On the hospice side, “the use of telehealth/telecommuni­cations to supplement routine home care, the waiver of on-site supervisory visits every two weeks and the use of volunteers are also changes that seem ripe to be made permanent,” Markette suggests. “The extension of the time frame to complete the update of the comprehensive assessment from 15 to 21 days is another waiver change that CMS could consider making permanent.”

Another one: “The HHA and Hospice Aide annual training requirements may not need to be waived completely, but these last few months may have demonstrated that the overall training requirement could be reduced,” Markette adds.

Bottom line: “The fact that the home health and hospice industries have been operating without these requirements for several months is a strong indicator that they really are not that necessary,” Markette maintains. “Since we have already demonstrated that we can continue to care for our patients at a

high level without these waived requirements in place, it seems that eliminating them won’t harm anyone and will reduce the regulatory burden on providers.”

CMS may be signaling it is on board with the idea of extending COVID-19 waivers and even making them permanent. “CMS is committed to leveraging the significant flexibilities introduced in response to the COVID-19 pandemic as we continue to lead the rapid transformation to value-based healthcare,” the agency says in its release.

How receptive CMS is to the idea may depend on how many home care providers it hears from. “The new office will … increase the number of clinicians, providers, and health plans the Agency engages, to ensure that CMS has a better understanding of how various regulatory burdens impact healthcare delivery,” it says in the release. “Stakeholder feedback is critical to addressing provider and clinician burden, as it helps CMS to remove or modify outdated regulations that impede innovation, ultimately resulting in improvements in healthcare delivery.”

CMS later promises to “draw on the specialized expertise of staff, and frequent stakeholder input, to continue to explore innovative ways to address regulatory reform and burden reduction. All of these efforts will help ensure that providers and clinicians can focus their efforts on what is most important: keeping patients healthy, improving health outcomes, and enhancing patient satisfaction,” it says.

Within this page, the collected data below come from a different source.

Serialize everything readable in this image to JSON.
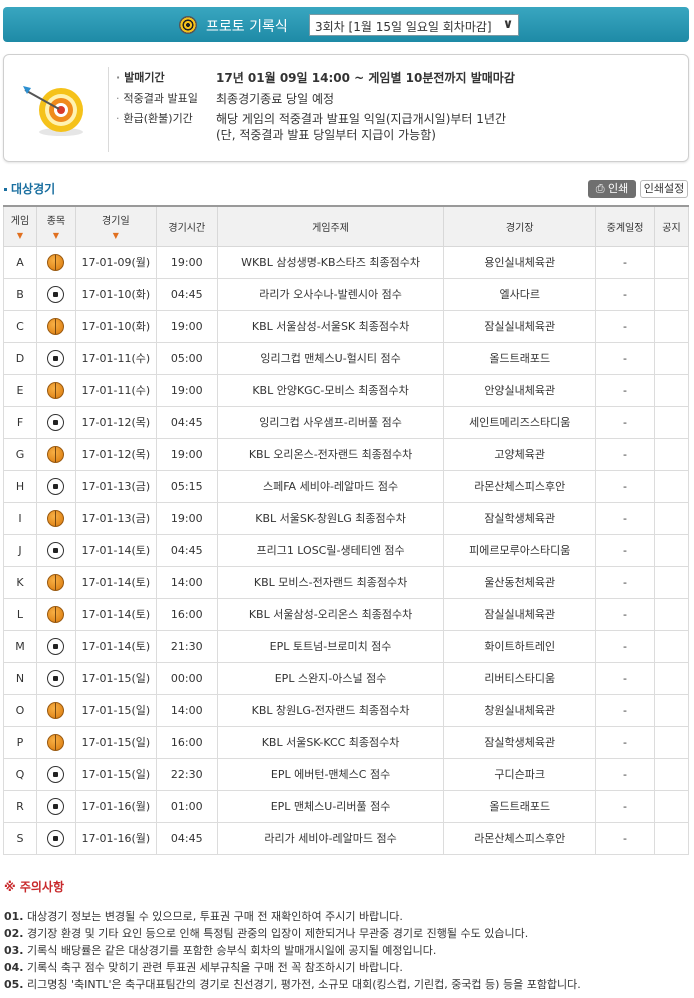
{
  "header": {
    "title": "프로토 기록식",
    "round_select_value": "3회차 [1월 15일 일요일 회차마감]"
  },
  "info": {
    "rows": [
      {
        "label": "발매기간",
        "value": "17년 01월 09일 14:00 ~ 게임별 10분전까지 발매마감"
      },
      {
        "label": "적중결과 발표일",
        "value": "최종경기종료 당일 예정"
      },
      {
        "label": "환급(환불)기간",
        "value": "해당 게임의 적중결과 발표일 익일(지급개시일)부터 1년간"
      }
    ],
    "note": "(단, 적중결과 발표 당일부터 지급이 가능함)"
  },
  "section": {
    "title": "대상경기",
    "print_label": "인쇄",
    "print_settings_label": "인쇄설정"
  },
  "table": {
    "headers": [
      "게임",
      "종목",
      "경기일",
      "경기시간",
      "게임주제",
      "경기장",
      "중계일정",
      "공지"
    ],
    "sortable": [
      true,
      true,
      true,
      false,
      false,
      false,
      false,
      false
    ],
    "rows": [
      {
        "game": "A",
        "sport": "basketball",
        "date": "17-01-09(월)",
        "time": "19:00",
        "subject": "WKBL 삼성생명-KB스타즈 최종점수차",
        "venue": "용인실내체육관",
        "broadcast": "-",
        "notice": ""
      },
      {
        "game": "B",
        "sport": "soccer",
        "date": "17-01-10(화)",
        "time": "04:45",
        "subject": "라리가 오사수나-발렌시아 점수",
        "venue": "엘사다르",
        "broadcast": "-",
        "notice": ""
      },
      {
        "game": "C",
        "sport": "basketball",
        "date": "17-01-10(화)",
        "time": "19:00",
        "subject": "KBL 서울삼성-서울SK 최종점수차",
        "venue": "잠실실내체육관",
        "broadcast": "-",
        "notice": ""
      },
      {
        "game": "D",
        "sport": "soccer",
        "date": "17-01-11(수)",
        "time": "05:00",
        "subject": "잉리그컵 맨체스U-헐시티 점수",
        "venue": "올드트래포드",
        "broadcast": "-",
        "notice": ""
      },
      {
        "game": "E",
        "sport": "basketball",
        "date": "17-01-11(수)",
        "time": "19:00",
        "subject": "KBL 안양KGC-모비스 최종점수차",
        "venue": "안양실내체육관",
        "broadcast": "-",
        "notice": ""
      },
      {
        "game": "F",
        "sport": "soccer",
        "date": "17-01-12(목)",
        "time": "04:45",
        "subject": "잉리그컵 사우샘프-리버풀 점수",
        "venue": "세인트메리즈스타디움",
        "broadcast": "-",
        "notice": ""
      },
      {
        "game": "G",
        "sport": "basketball",
        "date": "17-01-12(목)",
        "time": "19:00",
        "subject": "KBL 오리온스-전자랜드 최종점수차",
        "venue": "고양체육관",
        "broadcast": "-",
        "notice": ""
      },
      {
        "game": "H",
        "sport": "soccer",
        "date": "17-01-13(금)",
        "time": "05:15",
        "subject": "스페FA 세비야-레알마드 점수",
        "venue": "라몬산체스피스후안",
        "broadcast": "-",
        "notice": ""
      },
      {
        "game": "I",
        "sport": "basketball",
        "date": "17-01-13(금)",
        "time": "19:00",
        "subject": "KBL 서울SK-창원LG 최종점수차",
        "venue": "잠실학생체육관",
        "broadcast": "-",
        "notice": ""
      },
      {
        "game": "J",
        "sport": "soccer",
        "date": "17-01-14(토)",
        "time": "04:45",
        "subject": "프리그1 LOSC릴-생테티엔 점수",
        "venue": "피에르모루아스타디움",
        "broadcast": "-",
        "notice": ""
      },
      {
        "game": "K",
        "sport": "basketball",
        "date": "17-01-14(토)",
        "time": "14:00",
        "subject": "KBL 모비스-전자랜드 최종점수차",
        "venue": "울산동천체육관",
        "broadcast": "-",
        "notice": ""
      },
      {
        "game": "L",
        "sport": "basketball",
        "date": "17-01-14(토)",
        "time": "16:00",
        "subject": "KBL 서울삼성-오리온스 최종점수차",
        "venue": "잠실실내체육관",
        "broadcast": "-",
        "notice": ""
      },
      {
        "game": "M",
        "sport": "soccer",
        "date": "17-01-14(토)",
        "time": "21:30",
        "subject": "EPL 토트넘-브로미치 점수",
        "venue": "화이트하트레인",
        "broadcast": "-",
        "notice": ""
      },
      {
        "game": "N",
        "sport": "soccer",
        "date": "17-01-15(일)",
        "time": "00:00",
        "subject": "EPL 스완지-아스널 점수",
        "venue": "리버티스타디움",
        "broadcast": "-",
        "notice": ""
      },
      {
        "game": "O",
        "sport": "basketball",
        "date": "17-01-15(일)",
        "time": "14:00",
        "subject": "KBL 창원LG-전자랜드 최종점수차",
        "venue": "창원실내체육관",
        "broadcast": "-",
        "notice": ""
      },
      {
        "game": "P",
        "sport": "basketball",
        "date": "17-01-15(일)",
        "time": "16:00",
        "subject": "KBL 서울SK-KCC 최종점수차",
        "venue": "잠실학생체육관",
        "broadcast": "-",
        "notice": ""
      },
      {
        "game": "Q",
        "sport": "soccer",
        "date": "17-01-15(일)",
        "time": "22:30",
        "subject": "EPL 에버턴-맨체스C 점수",
        "venue": "구디슨파크",
        "broadcast": "-",
        "notice": ""
      },
      {
        "game": "R",
        "sport": "soccer",
        "date": "17-01-16(월)",
        "time": "01:00",
        "subject": "EPL 맨체스U-리버풀 점수",
        "venue": "올드트래포드",
        "broadcast": "-",
        "notice": ""
      },
      {
        "game": "S",
        "sport": "soccer",
        "date": "17-01-16(월)",
        "time": "04:45",
        "subject": "라리가 세비야-레알마드 점수",
        "venue": "라몬산체스피스후안",
        "broadcast": "-",
        "notice": ""
      }
    ]
  },
  "notice": {
    "title": "※ 주의사항",
    "items": [
      {
        "num": "01.",
        "text": "대상경기 정보는 변경될 수 있으므로, 투표권 구매 전 재확인하여 주시기 바랍니다."
      },
      {
        "num": "02.",
        "text": "경기장 환경 및 기타 요인 등으로 인해 특정팀 관중의 입장이 제한되거나 무관중 경기로 진행될 수도 있습니다."
      },
      {
        "num": "03.",
        "text": "기록식 배당률은 같은 대상경기를 포함한 승부식 회차의 발매개시일에 공지될 예정입니다."
      },
      {
        "num": "04.",
        "text": "기록식 축구 점수 맞히기 관련 투표권 세부규칙을 구매 전 꼭 참조하시기 바랍니다."
      },
      {
        "num": "05.",
        "text": "리그명칭 '축INTL'은 축구대표팀간의 경기로 친선경기, 평가전, 소규모 대회(킹스컵, 기린컵, 중국컵 등) 등을 포함합니다."
      }
    ]
  },
  "colors": {
    "header_bar": "#2a97b3",
    "section_title": "#1a6fa0",
    "notice_title": "#c8292b",
    "sort_arrow": "#e07020"
  }
}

“The Office of Burden Reduction and Health Informatics will ensure the agency’s commitment to reduce administrative costs and enact meaningful and lasting change in our nation’s health care system,” CMS Administrator Seema Verma sums up. “Specifically, the work of this new office will be targeted to help reduce unnecessary burden, increase efficiencies, continue administrative simplification, increase the use of health informatics, and improve the beneficiary experience.”